Si godeva la vicinanza fisica di Naty,  quella mentale di Jenny e gli sguardi furtivi che più d’una, gli lanciava.

Era un periodo nuovo, entrato così dentro al sua vita, appena lui s’era aperto un po’. Appena aveva avuto la possibilità di farsi vedere. Ed era arrivato un certo, inaspettato, inebriante, successo in quel campo che fino ad allora, era stata terra bruciata.

La cosa gli piaceva e non avrebbe voluto darle limiti.

Ma lui era un tipo preciso, più che altro motorizzato romantico.

E la sua sensibilità, nonostante il periodo e le precedenti attese invitassero alla più bieca prostituzione sentimentale, lo costringeva a comportarsi da galant’uomo.

Due sarebbero state più che sufficienti, pensò. Due era il numero perfetto.

Avrebbe avuto tutto il tempo, per dedicarsi ad entrambe, senza trascurare ogni minimo dettaglio o necessità, assicurando la propria piena presenza e disponibilità.
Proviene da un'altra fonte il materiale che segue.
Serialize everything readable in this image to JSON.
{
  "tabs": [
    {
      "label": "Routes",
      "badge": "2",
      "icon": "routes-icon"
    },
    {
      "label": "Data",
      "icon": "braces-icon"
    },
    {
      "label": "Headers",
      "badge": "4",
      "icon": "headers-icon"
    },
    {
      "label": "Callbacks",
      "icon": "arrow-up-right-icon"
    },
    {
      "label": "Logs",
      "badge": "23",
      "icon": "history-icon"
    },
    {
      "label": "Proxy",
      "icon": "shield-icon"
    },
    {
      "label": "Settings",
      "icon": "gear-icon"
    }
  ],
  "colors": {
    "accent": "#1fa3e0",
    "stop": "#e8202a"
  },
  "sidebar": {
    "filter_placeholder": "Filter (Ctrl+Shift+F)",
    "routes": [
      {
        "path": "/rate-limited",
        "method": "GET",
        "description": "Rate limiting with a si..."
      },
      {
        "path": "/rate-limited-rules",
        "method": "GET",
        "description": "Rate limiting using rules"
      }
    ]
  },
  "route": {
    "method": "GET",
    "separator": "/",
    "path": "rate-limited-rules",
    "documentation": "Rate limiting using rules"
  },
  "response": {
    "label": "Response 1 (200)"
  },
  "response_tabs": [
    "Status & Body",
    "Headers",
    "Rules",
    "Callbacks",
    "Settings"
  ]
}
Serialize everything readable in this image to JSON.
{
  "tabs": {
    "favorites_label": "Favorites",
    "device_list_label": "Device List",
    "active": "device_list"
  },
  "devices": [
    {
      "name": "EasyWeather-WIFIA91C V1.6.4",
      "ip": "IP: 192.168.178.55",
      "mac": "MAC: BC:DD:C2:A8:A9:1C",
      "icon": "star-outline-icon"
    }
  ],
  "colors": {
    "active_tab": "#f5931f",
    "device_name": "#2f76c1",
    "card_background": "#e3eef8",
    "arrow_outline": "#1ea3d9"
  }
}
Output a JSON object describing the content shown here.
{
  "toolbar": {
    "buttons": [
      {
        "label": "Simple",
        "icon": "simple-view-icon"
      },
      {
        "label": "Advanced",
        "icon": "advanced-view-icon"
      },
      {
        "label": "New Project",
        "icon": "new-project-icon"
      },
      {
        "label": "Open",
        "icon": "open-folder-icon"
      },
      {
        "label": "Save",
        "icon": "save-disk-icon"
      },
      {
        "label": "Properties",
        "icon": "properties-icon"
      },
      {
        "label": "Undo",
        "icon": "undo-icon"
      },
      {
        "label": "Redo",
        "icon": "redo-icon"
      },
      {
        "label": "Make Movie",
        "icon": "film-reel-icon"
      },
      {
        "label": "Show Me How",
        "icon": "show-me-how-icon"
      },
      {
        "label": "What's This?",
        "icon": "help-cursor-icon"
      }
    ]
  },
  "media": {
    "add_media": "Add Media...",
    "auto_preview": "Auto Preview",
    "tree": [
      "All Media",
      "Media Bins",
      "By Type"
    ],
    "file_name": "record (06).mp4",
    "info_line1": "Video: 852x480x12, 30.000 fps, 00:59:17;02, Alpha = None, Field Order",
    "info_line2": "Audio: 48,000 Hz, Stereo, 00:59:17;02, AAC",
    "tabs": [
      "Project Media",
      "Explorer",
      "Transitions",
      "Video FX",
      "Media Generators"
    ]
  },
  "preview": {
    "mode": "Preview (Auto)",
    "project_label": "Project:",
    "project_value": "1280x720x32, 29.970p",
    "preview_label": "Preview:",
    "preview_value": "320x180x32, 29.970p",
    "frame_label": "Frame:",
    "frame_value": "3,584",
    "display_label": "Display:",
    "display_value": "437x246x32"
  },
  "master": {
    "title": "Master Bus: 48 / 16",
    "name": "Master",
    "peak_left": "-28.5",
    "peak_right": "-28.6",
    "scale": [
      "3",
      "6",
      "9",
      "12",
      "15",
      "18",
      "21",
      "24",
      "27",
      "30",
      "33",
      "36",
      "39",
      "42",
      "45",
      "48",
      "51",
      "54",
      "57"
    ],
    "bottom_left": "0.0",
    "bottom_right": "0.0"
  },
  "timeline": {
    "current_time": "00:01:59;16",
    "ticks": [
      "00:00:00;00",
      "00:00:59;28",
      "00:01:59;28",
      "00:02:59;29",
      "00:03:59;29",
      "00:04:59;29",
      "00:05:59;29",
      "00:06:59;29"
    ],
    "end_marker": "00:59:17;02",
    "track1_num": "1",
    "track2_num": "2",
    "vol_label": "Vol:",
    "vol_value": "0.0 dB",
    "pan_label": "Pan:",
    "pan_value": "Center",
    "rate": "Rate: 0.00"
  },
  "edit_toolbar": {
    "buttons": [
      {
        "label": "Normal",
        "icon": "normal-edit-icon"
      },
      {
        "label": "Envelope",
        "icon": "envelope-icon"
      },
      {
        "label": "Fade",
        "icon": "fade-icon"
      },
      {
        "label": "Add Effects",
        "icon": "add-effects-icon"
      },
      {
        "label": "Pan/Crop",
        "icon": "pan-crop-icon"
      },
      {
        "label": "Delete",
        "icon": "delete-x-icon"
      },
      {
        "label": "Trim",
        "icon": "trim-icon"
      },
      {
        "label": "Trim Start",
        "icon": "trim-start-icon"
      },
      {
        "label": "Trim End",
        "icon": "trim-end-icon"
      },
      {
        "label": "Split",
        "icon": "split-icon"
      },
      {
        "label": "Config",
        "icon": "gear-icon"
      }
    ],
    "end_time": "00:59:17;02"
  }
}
Cercò di convincersi sciolinando a se stesso queste valide rassicurazioni, ma in cuor suo ben sapeva che il problema, la causa del particolare momento era un’altra.

Non era in grado di fare una scelta. Non vi era possibilità di fuga. Era caduto preda. Era stato fuggiasco per troppo tempo. 

Una volta catturato, ora non chiedeva altro che rimanere lì, a riprender fiato. Pur per quante fossero.